Friendly User Web-Server

“User-friendly and publicly accessible web-servers represent the current trend for developing various computational methods [33], as reflected by a serious of recent publications see e.g. [15, 34-37]. Actually, they have significantly enhanced the impacts of computational biology on medical science and driving medicinal chemistry into an unprecedented revolution [38], here we shall do our best to provide a web-server for the predictor presented in this paper as soon as possible.”

Conclusion

In cellular functions, the Post-Translational Modification (PTM) of protein is of vital importance. Covalent addition of any functional group to the proteins produces PTM. Hydroxylation is one of the PTM reactions, which is mostly occurring on three residues, proline, lysine and asparagine. On the maturation of collagen fibers, hydroxyproline and hydroxylysine are significant, while, hydroxyasparagine is important for antifungal and anti-toxin drugs. Hydroxylysine is the hydroxylated class of lysine residue and plays a central role in both biomedical research and drug development against cancer and many other diseases. A powerful computational approach was adopted for identifying the potential hydroxylysine sites in proteins. In the current work, we prove that “iHyd-LysSite (EPSV)” is a predictor that has an excellent prediction proficiency for identifying hydroxylysine sites on a comparison with the former techniques. For this purpose, the methodology is used taken from a recent published article given in Ref. [25]. To validate the potency of the proposed model, the exhaustive jackknife test was performed. The model is verified with three main classifiers, Neural Network (NN), Random Forest (RF) and Support Vector Machine (SVM). Then 96.08%, 94.99%, 98.16% sensitivity and 97.52%, 98.52%, and 80.95% specificity results have been obtained for the jackknife test using the above three classifiers. It is concluded that the proposed predictor has the potential of more improvement in the computed result as in a continuous sequence, there are so rapidly increasing combinations of lysine residues.

Table 1

The values of all four metrics for three classifiers obtained by using the proposed predictor “iHyd-LysSite (EPSV)”.

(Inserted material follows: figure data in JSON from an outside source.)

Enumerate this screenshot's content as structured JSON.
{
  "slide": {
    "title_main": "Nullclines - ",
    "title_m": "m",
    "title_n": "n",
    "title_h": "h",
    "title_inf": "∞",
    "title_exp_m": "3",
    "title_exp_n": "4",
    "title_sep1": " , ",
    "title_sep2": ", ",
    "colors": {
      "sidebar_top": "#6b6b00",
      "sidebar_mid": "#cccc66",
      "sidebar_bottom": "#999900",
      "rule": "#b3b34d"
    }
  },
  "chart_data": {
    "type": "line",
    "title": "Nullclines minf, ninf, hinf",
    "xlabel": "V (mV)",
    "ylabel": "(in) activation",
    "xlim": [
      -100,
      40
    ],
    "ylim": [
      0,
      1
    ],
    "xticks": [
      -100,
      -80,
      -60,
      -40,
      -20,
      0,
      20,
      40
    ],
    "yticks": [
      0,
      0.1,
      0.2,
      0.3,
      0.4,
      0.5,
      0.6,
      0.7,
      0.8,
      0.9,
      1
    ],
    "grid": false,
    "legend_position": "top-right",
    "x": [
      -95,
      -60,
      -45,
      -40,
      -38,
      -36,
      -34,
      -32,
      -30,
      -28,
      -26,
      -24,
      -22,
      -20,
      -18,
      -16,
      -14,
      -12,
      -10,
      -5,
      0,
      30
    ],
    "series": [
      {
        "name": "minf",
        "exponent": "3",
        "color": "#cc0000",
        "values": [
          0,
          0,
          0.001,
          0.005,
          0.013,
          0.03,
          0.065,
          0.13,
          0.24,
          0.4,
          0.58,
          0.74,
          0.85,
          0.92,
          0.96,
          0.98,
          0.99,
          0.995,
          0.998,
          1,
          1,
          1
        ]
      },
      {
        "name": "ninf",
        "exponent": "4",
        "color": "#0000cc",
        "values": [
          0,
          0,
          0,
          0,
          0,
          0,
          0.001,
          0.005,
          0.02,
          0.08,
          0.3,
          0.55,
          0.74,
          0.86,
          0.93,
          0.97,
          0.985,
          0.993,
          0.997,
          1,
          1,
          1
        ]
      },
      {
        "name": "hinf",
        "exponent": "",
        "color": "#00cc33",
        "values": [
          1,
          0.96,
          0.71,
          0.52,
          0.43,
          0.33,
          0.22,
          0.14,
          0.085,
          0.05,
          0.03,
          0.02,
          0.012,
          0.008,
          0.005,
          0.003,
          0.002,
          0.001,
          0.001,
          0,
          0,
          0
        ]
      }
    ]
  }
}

Classifiers NN					RF				SVM
Tests	Sn(%)	Sp(%)	Acc(%)	MCC	Sn(%)	Sp(%)	Acc(%)	MCC	Sn(%)	Sp(%)	Acc(%)	MCC
Self-consistency	95.15	99.39	98.00	0.95	100.00	99.60	99.74	0.99	86.01	92.93	90.40	0.88
Independent	93.00	100.00	97.40	0.95	95.10	97.12	96.32	0.93	81.32	92.36	88.09	0.87
Cross-validation	96.14	97.57	96.77	0.92	95.04	98.60	97.31	0.94	98.22	81.00	84.38	0.89
Jackknife	96.08	97.52	97.14	0.93	94.99	98.52	97.24	0.90	98.16	80.95	84.33	0.84

Precision Table

Classifiers NN		RF	SVM
Tests	PPV	PPV	PPV
Self-consistency	0.89	0.99	0.88
Independent	0.88	0.93	0.87
Cross-validation	0.92	0.97	0.78
Jackknife	0.88	0.92	0.74

Table 2

A comparison of the proposed model “iHyd-LysSite (EPSV)” with the previous methods using the jackknife test validated by NN, RF, and SVM classifiers.

Methods	Sna	Spa	Acca	MCCa
iHyd-PseAAC	87.85	83.01	83.56	0.50
iHyd-PseCp	78.77	99.08	97.08	0.86
iHyd-LysSite (EPSV)-NNb	96.08	97.52	97.14	0.93
iHyd-LysSite (EPSV)-RFb	94.99	98.52	97.24	0.90
iHyd-LysSite (EPSV)-SVM b	98.16	80.95	84.33	0.84

( definition of metrics in Eq. (14), ( proposed predictor “iHyd-LysSite (EPSV)”.